Here are some tips and hints for approaching these discussions:

• Be available to listen. Children can bring up the topic in unusual ways. They may share a story about a friend or ask about a family member who struggles with addiction. 

• Be present. When you hear the cue it’s time to put away the cell phone and give your child your undivided attention.

• Listen and reflect on what they say. Ask questions like, “how do you feel about that?” or “you sound really worried about your friend?”

• Don’t interrupt.
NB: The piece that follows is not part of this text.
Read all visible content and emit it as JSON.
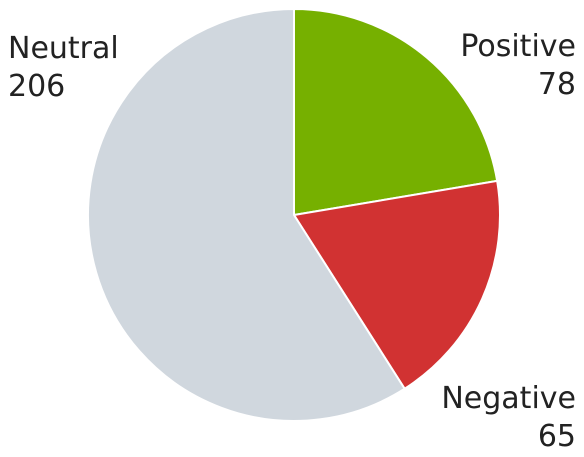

Then listen without interjecting while they tell their story.  You will be surprised what you learn. 

Lecturing kids doesn’t really work nor does using fear-based tactics. What does work is attending community substance-use awareness activities that celebrate harm reduction, informed decision-making and sobriety or creating family activities that pattern responsible alcohol use, safer substance use, sober behaviour and sober fun. Actions speak louder than words, and children who see their parents and Elders involved in revitalization of language, cultural events and activities are more likely to view life from a wellness perspective. Stories and teachings about how life was lived before colonization and the introduction of alcohol and drugs will help create a strong foundation for a healthy relationship with drugs and alcohol.
These are suggestions to help children create a self-worth tool kit that will support them when they face difficult times. Teenagers constantly face peer pressure and will often experiment with alcohol and drugs. Again, fear tactics may not be best; however, creating a space for discussion is a healthier approach that may allow a parent to have some influence. Kids sometimes do not listen to everything their parents say. Therefore, you may want to call upon someone whom your child trusts to answer questions that they may be hesitant to ask a parent or caregiver.
If your child is currently involved in substance use:
Many people are able to manage their alcohol and drug use so that it does not impact their goals, relationships and responsibilities. Harm reduction is an approach that understands that people use drugs and that there are safer ways to use to prevent and minimize harm. Consider talking with your child about substance use and provide information on harm reduction, safer drug use and early warning signs of substance misuse or addiction. Using a harm-reduction approach takes a non-judgmental perspective, supports people to make informed decisions when it comes to their own health and meets people where they are at.
It is always the decision of the individual who is using substances as to whether or not they want to seek treatment and support. If your child’s substance use overwhelms their capacity to cope and begins impacting their goals, relationships and responsibilities, encourage them to seek support and provide resources on the types of programs, initiatives and resources available within your community. Reach out to your community drug and alcohol worker or youth worker. Native Friendship Centres have amazing programs if you live out of community. Through the Indian Residential Survivors (IRS) program, counselling is available for children related to someone who attended Residential School. Also available are school counsellors, physicians, nurses and traditional healers that may be able to help. If someone else in the family is engaged in addictive behaviour, be honest with your child.
If a child grows up in a family that talks about their feelings it decreases the chances of family members having substance-use challenges, so help your child understand that we have compassion for those who struggle with substance-use. Finally, love your children with boundaries. It is important to set standards and expectations in relationships. If you have trouble with boundaries, a traditional healer or counsellor can help you with creating new ways of setting expectations in your family and interactions. Celebrate your culture, family stories and your children. Substance use can be difficult to talk about and having this discussion can be a wonderful way to show compassion and love for your children.